Vous vous en êtes rendu compte, ce blog n’est plus très productif depuis plusieurs mois, se contentant la plupart du temps de transmettre des historiettes, des images et des devinettes. Certes, tous ces petits billets sont fort plaisants et je ne me fais jamais faute de les relayer et d’y prendre moi-même plaisir. Reste que ce qui faisait à un moment le corps de ce blog s’est progressivement estompé, à savoir des textes portant sur le livre et ses environs. La cause réside certes dans un certain épuisement du sujet mais également en un autre type de fatigue. C’est que l’activité principale de votre serviteur est en train de plonger progressivement vers le néant. Cette déshérence de ma librairie ne peut aller sans une perte subséquente de moral et d’allant qui se répercute même dans le plus petit geste quotidien, se rapportant au travail ou bien aux envies. C’est ainsi que de lentes dérives en petits abandons, on se retrouve avec un chiffre d’affaire au dixième de ce qu’il fut, une envie douceâtre de tout laisser tomber non par une rupture brutale mais par une longue absence au terme duquel on se laisserait accroire que tout se serait, tout à coup, évaporé. De même, les différentes activités auxquelles je m’étais voué se sont retrouvées également vidées de leur sens, par un phénomène de « dégât collatéral ». On pourrait penser à un état dépressif. Peut-être. Peut-être est-ce seulement la fatigue de quelqu’un qui se bat depuis des années et qui ne voit pas venir grand-chose pour ce qui fut, tout de même, un projet très prenant. Que je réponde par avance : non, ce n’était pas le projet d’une vie. Je n’ai jamais eu l’ambition d’avoir ma propre librairie. Les raisons qui m’ont amené là sont complexes et vastes. Je fais l’impasse sur une explication ici, parce que c’est plutôt barbant. De toute façon, les choses sont claires, je suis parti sur une mauvaise pente avec tout cela et je m’épuise à courir après les déceptions.
Bon, que faire ?
D’abord, prendre quelques décisions : à cinquante-trois ans, ce n’est même pas la peine d’essayer de faire autre chose que ce que l’on sait faire depuis longtemps (depuis 1979, exactement…) donc, essayer de relancer cette librairie en refondant ma manière de travailler. Ne pas insister si, malgré tout, cela ne marche pas plus. Cela signifiera que ce n’est pas dû à ma seule impéritie. Enfin, pas trop.

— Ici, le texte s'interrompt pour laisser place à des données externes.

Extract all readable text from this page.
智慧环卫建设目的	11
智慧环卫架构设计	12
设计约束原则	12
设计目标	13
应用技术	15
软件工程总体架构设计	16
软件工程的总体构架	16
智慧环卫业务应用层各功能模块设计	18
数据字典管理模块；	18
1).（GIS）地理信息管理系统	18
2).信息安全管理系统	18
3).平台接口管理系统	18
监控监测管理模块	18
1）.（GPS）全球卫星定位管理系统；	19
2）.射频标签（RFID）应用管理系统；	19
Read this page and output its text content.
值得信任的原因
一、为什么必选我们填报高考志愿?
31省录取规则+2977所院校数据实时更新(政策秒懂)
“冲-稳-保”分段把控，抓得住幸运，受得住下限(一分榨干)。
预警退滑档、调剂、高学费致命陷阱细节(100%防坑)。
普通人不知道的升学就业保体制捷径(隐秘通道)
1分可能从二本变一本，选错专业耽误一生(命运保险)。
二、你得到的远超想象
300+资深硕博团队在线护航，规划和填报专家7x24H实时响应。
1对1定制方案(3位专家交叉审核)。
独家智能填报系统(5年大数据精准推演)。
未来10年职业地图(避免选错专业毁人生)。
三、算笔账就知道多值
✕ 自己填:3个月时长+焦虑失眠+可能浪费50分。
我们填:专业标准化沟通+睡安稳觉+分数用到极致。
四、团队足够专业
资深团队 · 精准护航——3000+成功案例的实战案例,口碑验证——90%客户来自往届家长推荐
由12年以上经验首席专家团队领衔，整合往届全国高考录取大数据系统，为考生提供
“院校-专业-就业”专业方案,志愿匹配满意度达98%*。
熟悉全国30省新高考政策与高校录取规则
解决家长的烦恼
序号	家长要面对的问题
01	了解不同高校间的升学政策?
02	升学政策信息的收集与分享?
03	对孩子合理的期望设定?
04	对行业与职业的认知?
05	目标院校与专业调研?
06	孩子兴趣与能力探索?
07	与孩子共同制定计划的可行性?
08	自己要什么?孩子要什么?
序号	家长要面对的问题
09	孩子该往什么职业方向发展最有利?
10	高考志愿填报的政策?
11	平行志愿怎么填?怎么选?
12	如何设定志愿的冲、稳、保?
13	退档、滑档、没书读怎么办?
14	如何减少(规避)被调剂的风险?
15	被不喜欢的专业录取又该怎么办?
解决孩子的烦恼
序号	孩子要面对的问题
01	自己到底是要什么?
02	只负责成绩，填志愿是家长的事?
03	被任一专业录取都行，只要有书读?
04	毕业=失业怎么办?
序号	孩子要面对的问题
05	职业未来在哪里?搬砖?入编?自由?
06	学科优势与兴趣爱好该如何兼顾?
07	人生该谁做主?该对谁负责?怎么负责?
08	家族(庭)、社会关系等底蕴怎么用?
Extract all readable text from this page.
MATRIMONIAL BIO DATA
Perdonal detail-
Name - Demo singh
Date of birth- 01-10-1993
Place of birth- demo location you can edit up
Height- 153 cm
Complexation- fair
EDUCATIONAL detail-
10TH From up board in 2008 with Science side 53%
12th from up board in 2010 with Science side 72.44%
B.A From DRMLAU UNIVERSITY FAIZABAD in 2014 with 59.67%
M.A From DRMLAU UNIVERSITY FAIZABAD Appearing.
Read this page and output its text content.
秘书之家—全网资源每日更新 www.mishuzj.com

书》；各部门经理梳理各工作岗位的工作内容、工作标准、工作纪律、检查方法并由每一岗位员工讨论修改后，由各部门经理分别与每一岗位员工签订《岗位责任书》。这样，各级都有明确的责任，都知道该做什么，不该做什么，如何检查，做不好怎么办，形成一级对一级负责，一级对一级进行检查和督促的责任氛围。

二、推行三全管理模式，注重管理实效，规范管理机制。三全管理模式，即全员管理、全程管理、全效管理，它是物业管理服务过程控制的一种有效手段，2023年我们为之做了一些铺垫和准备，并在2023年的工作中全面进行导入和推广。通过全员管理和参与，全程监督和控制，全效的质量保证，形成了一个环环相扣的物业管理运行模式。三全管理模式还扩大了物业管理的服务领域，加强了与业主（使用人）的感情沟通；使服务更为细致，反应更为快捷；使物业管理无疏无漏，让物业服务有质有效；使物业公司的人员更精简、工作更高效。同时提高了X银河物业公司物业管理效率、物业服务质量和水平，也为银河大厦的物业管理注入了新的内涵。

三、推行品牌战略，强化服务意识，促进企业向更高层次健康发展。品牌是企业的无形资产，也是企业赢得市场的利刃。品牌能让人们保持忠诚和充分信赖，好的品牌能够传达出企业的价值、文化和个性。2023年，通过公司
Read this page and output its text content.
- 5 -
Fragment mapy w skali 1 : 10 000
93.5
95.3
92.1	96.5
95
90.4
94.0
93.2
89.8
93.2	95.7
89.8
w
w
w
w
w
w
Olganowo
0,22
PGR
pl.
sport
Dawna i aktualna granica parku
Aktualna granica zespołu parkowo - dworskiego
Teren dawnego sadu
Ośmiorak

Ensuite, se dire qu’à s’enfermer dans une chose, on finit par ne plus voir le monde. Il est temps donc que je sorte de cette librairie. Cela ne va faire progresser mon chiffre d’affaire, mais je vais sans doute moins me fatiguer et plus rigoler avec les potes. De toute façon, même en ne sortant pas, je n’en faisais pas plus. Alors…
Et puis, s’échapper de cette volonté de vous parler exclusivement du livre sur le plan matériel au travers de ce blog. J’avoue que j’ai eu envie dernièrement de le clore. Sans doute vaut-il mieux le faire progresser un peu, ce qui sera moins violent pour mes lecteurs.
Bref, plutôt que d’adopter un mode de révolution violente pour tout ce qui me concerne — et vous également lorsque vous me lisez — je ferai preuve d’un peu plus de nuances dans le changement.
Cela changera-t-il réellement les choses ? Ce n’est pas certain. Disons, que j’aménage mon inconfort, que je tente de rendre acceptable un certain nombre de déceptions.
Et puis, on ne vit pas que parce que l’on fait, fort heureusement.
Vous devez cette temporisation à ArD qui, par bien des manières, a suggéré que la partie valait peut être encore la peine d’être jouée, ne serait-ce que par les rencontres qu’elle procure et les bonheurs qui en découlent.
Pardon pour cette digression, mais je vous devais au moins quelques explications.